Richmond History, Virginia
Richmond History – First Settlers
There are few cities in the United States with such a long and glorious past as Richmond, Virginia. The first Europeans to settle on the banks of the James River, where Richmond stands today, arrived in the early 17th century and met the Powhatan Indians, who had been living, hunting and raising crops in the area for centuries. There were several attempts to built forts along the river, but none of them lasted, as the Powhatans launched constant attacks against the fort garrisons. It was only in 1673 when William Byrd I was given the territory around James Falls. His heir, William Byrd II, marks the first paragraph in Richmond’s history, as the town’s founder and godfather. In 1737, he decided to name the newly established settlement Richmond, as the view over James River, reminded him of the Richmond district, near London.

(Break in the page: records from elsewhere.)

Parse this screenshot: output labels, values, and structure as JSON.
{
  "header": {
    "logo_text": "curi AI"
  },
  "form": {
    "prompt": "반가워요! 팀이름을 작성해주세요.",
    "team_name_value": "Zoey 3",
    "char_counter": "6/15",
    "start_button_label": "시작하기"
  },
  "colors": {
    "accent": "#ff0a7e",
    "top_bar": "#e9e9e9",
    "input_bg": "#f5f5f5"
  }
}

Richmond History – The American Revolution and the Civil War
Richmond played a crucial role during the Independence War: it was the place where the “Liberty or death” speech was delivered by Patrick Henry. Also, Richmond became Virginia’s temporary capital during the war, because the state’s original capital, Williamsburg, was situated in a less tactical position (for more information on Williamsburg, see the Williamsburg Travel Guide and Williamsburg History articles). Virginia State Capitol building, Richmond’s most important historical landmark, also dates from the American Revolution and was designed by Thomas Jefferson himself. By the beginning of the 19th century, Richmond was a thriving community. The construction of the James River and Kanawha Canal helped commerce prosper, making Richmond one of the biggest manufacturing centers in the US. Richmond was also a strategic location in the slave commerce: in 1848, a man tried to escape slavery by traveling from Richmond to Philadelphia in a wooden box – Henry Box Brown is known legend. During the Civil War, Richmond had an important role as a confederate town. As the last bastion of the confederate army, Richmond was burnt down by the retreating army of General Lee. Immediately after the war ended, President Abraham Lincoln paid a visit in Richmond, in order to consolidate his position.

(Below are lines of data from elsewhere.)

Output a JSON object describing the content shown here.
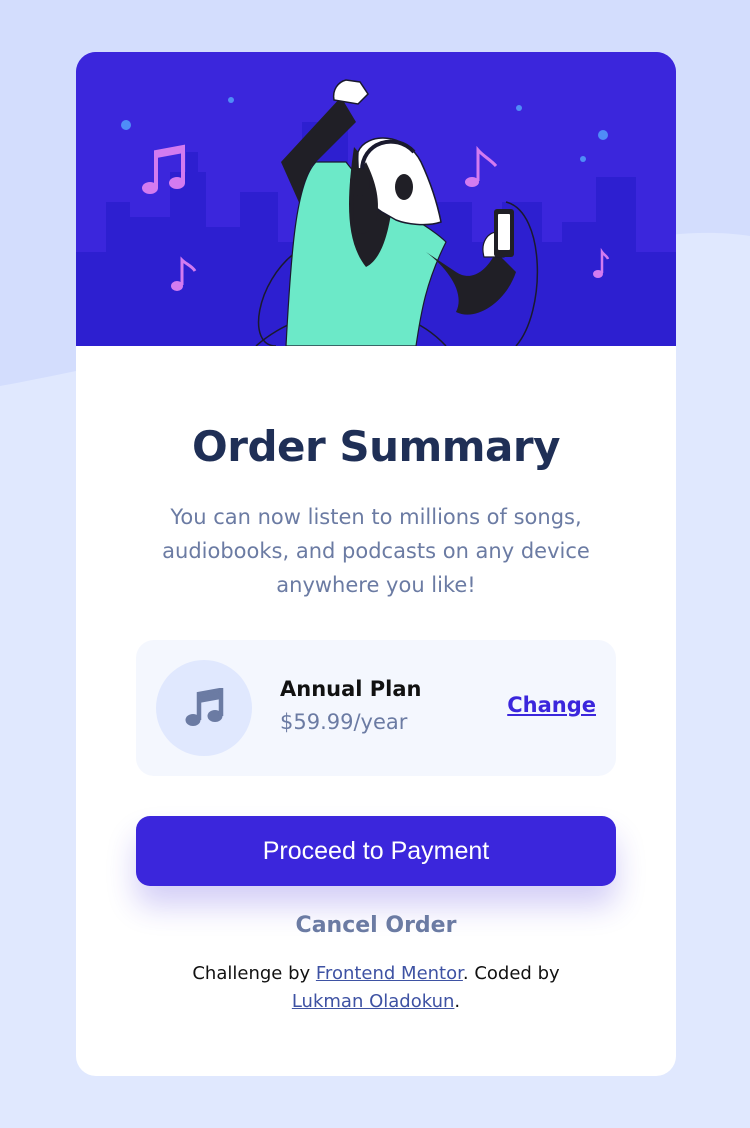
{
  "colors": {
    "page_bg": "#e0e8fe",
    "hero_bg": "#3b26dc",
    "accent": "#3b26dc",
    "heading": "#1f2f56",
    "muted": "#6b7ba3",
    "plan_bg": "#f4f7fe"
  },
  "hero": {
    "illustration": "dancing-person-with-headphones"
  },
  "summary": {
    "title": "Order Summary",
    "description": "You can now listen to millions of songs, audiobooks, and podcasts on any device anywhere you like!"
  },
  "plan": {
    "icon": "music-note-icon",
    "name": "Annual Plan",
    "price": "$59.99/year",
    "change_label": "Change"
  },
  "actions": {
    "pay_label": "Proceed to Payment",
    "cancel_label": "Cancel Order"
  },
  "attribution": {
    "prefix": "Challenge by",
    "link1": "Frontend Mentor",
    "middle": ". Coded by",
    "link2": "Lukman Oladokun",
    "suffix": "."
  }
}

Richmond History – Modern Richmond
During the 20th century, Richmond history was to a lesser extent dramatic: the city continued to grow, adding new neighborhoods and diversifying its economic activities. In the early 1900s, Richmond was one of the most densely populated cities of the nation, and the first city to have a woman bank president, represented by Maggie L. Walker an African-American business woman. During the last years, the restoration of the James-Kanawha Canal was finished, giving a new boost to the downtown business with over 2 kilometers of new residences, shops and restaurants.